我们将存储在 TimeSeriesDataFrame 中的每个单独时间序列称为*项目（item）*。例如，在需求预测中，项目可能对应于不同的产品；在金融数据集中，可能对应于不同的股票。这种设置也被称为时间序列*面板（panel）*。请注意，这与多元预测*不同* — AutoGluon 单独为每个时间序列生成预测，而不对不同项目（时间序列）之间的交互进行建模。

TimeSeriesDataFrame 继承自 pandas.DataFrame，因此 pandas.DataFrame 的所有属性和方法都在 TimeSeriesDataFrame 中可用。它还提供了其他实用函数，例如用于不同数据格式的加载器（详情请参阅 TimeSeriesDataFrame）。

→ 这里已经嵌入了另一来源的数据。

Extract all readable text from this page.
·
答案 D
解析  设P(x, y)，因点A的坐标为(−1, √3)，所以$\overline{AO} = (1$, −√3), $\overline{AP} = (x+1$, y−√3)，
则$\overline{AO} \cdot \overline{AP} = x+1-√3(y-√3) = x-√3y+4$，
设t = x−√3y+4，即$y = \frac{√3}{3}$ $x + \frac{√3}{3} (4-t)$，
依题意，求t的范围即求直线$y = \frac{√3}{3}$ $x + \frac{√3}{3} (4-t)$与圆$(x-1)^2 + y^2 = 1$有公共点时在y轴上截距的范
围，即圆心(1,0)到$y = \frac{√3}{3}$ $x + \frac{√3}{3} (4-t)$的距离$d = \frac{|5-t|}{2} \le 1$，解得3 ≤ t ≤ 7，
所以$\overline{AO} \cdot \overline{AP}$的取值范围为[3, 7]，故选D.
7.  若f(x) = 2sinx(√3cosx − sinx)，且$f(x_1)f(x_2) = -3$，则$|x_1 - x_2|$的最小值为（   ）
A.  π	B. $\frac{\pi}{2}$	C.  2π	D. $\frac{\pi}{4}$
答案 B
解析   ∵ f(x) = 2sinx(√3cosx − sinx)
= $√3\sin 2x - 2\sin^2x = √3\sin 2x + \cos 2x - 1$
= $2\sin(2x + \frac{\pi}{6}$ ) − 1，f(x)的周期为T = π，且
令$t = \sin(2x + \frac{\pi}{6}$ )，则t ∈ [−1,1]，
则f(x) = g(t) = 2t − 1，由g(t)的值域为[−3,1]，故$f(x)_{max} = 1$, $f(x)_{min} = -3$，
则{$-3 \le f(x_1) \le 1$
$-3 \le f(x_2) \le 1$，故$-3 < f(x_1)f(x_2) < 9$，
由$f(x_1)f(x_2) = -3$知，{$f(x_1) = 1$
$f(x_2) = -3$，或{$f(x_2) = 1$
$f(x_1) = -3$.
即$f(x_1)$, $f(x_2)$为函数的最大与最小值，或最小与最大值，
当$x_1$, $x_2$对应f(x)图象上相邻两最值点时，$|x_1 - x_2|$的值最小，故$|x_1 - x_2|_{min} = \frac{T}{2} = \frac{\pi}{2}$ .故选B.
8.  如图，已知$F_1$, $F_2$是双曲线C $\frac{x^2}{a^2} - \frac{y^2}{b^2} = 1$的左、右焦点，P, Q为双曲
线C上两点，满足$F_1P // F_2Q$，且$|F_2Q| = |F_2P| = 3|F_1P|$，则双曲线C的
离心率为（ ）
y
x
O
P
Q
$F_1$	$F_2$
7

使用 TimeSeriesPredictor.fit 训练时间序列模型¶

要预测时间序列的未来值，我们需要创建一个 TimeSeriesPredictor 对象。

autogluon.timeseries 中的模型对时间序列进行*多步*未来预测。我们根据任务选择这些步数 — 即*预测长度（prediction length）*（也称为*预测范围（forecast horizon）*）。例如，我们的数据集包含按小时*频率*测量的时间序列，因此我们将 prediction_length = 48 设置为训练模型，以预测未来 48 小时。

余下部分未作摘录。